Traveling alone can be exhilarating, freeing, and life-changing. But those who are traveling solo can also be more vulnerable while traveling alone. Stay safer with these tips on traveling solo from the travel experts at Anthea!
Don’t Get Too Ambitious At The Beginning or End of A Trip.
As tempting as it may be to do everything on your first and last night during a trip, try to reel in your ambitions. These two period during a trip are your most vulnerable and stressful points of your trip. You’re laden down with luggage when you first arrive, and super stressed when you’re trying to reach a plane or train on time. Be sure to take it easy on these days—stay near your airport or train station, splurge on a fancy hotel, or take a cab even if public transit is easier on your wallet.
In theme with the above, this is important. Overscheduling is a trip killer under most conditions, but if you’re traveling alone, this can leave you feeling exhausted and burned out. Traveling solo means that you are responsible for all the planning, all of the execution, and any mundane and tedious tasks as well. The ability to go with the flow is a large part of many people’s decision to travel alone and over scheduling can make that impossible.
Do Not Tell People That You’re Alone
This is a major mistake made by people who are new to traveling alone. It seems fairly innocuous, right? Tell people that you’re alone so that they can help you if you need assistance…most people are likely to be okay, but it’s important to practice caution.
A key proponent to staying safe while traveling solo is to never let anyone know that you’re alone. If you order something from a hotel, casually mention that you’re waiting for someone to return. This will keep you from being left vulnerable.
Also, if you’re leaving your room, put the ‘Do Not Disturb’ sign on your door so that no one knows that you’re out.
Being Too Nice or Friendly
Okay, let’s be clear here: this does not mean be intentionally hostile to everyone you meet. When you’re traveling solo, you have to take special precautions to stay safe—meaning you have to listen to your initial gut feelings about anyone you meet.
Even if you want to give someone you met during your travels the benefit of the doubt, don’t. Traveling solo means that you can’t afford any lapses in judgement. In this case, someone else’s perception of you is irrelevant, be cautious and don’t take any risks.

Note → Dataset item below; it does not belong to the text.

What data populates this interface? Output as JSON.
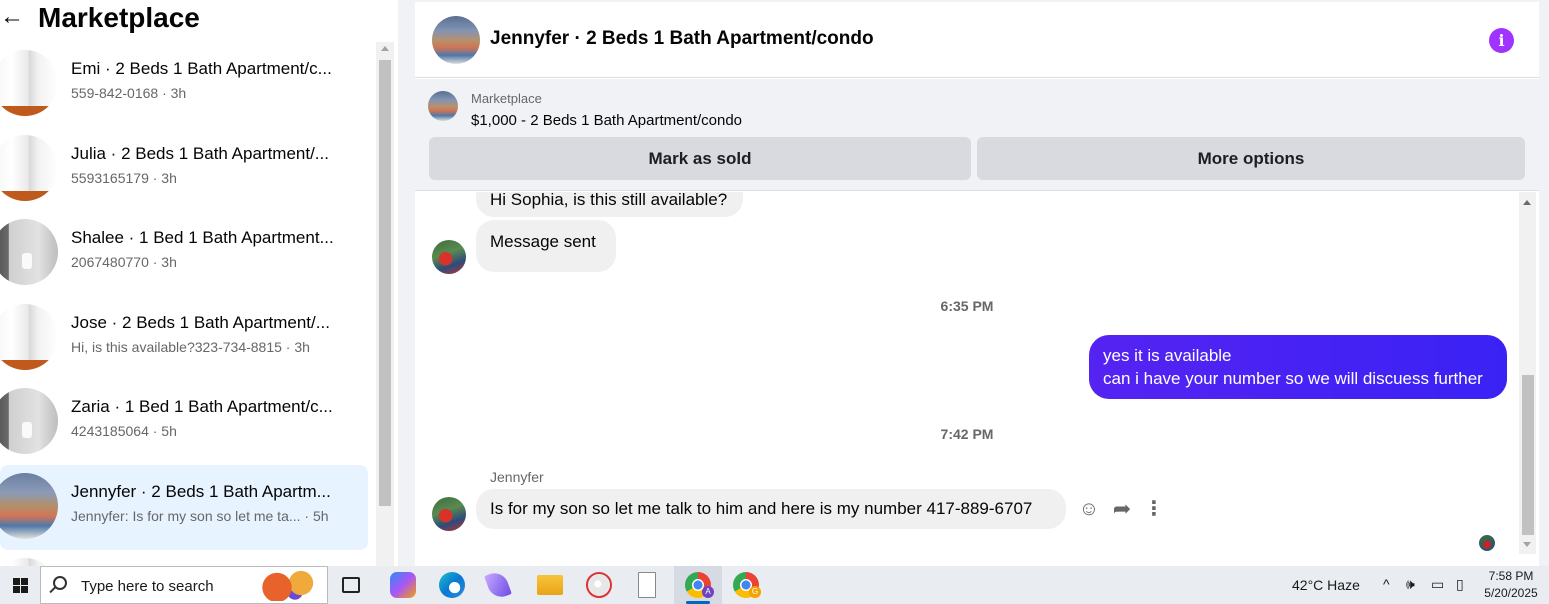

Don’t Travel Without a Backup Plan
What happens if the worst case scenario happens and you are robbed? Better have a backup plan. Here’s a great way to make sure you aren’t caught off-guard: save empty vitamin or aspirin bottles—the kind that you can’t see through. Add 5 $20 bills and some old loose pills into the bottle. If you shake the bottle, it still sounds like a pill bottle—no one would consider looking inside for money. You can take this anywhere with impunity—your backpack, your hotel room, or in your cosmetic case. Also, be sure to make copies of any important documents- ID, passport, etc. and email them to yourself. This provides access to all of your information should something happen and you lose the original documents.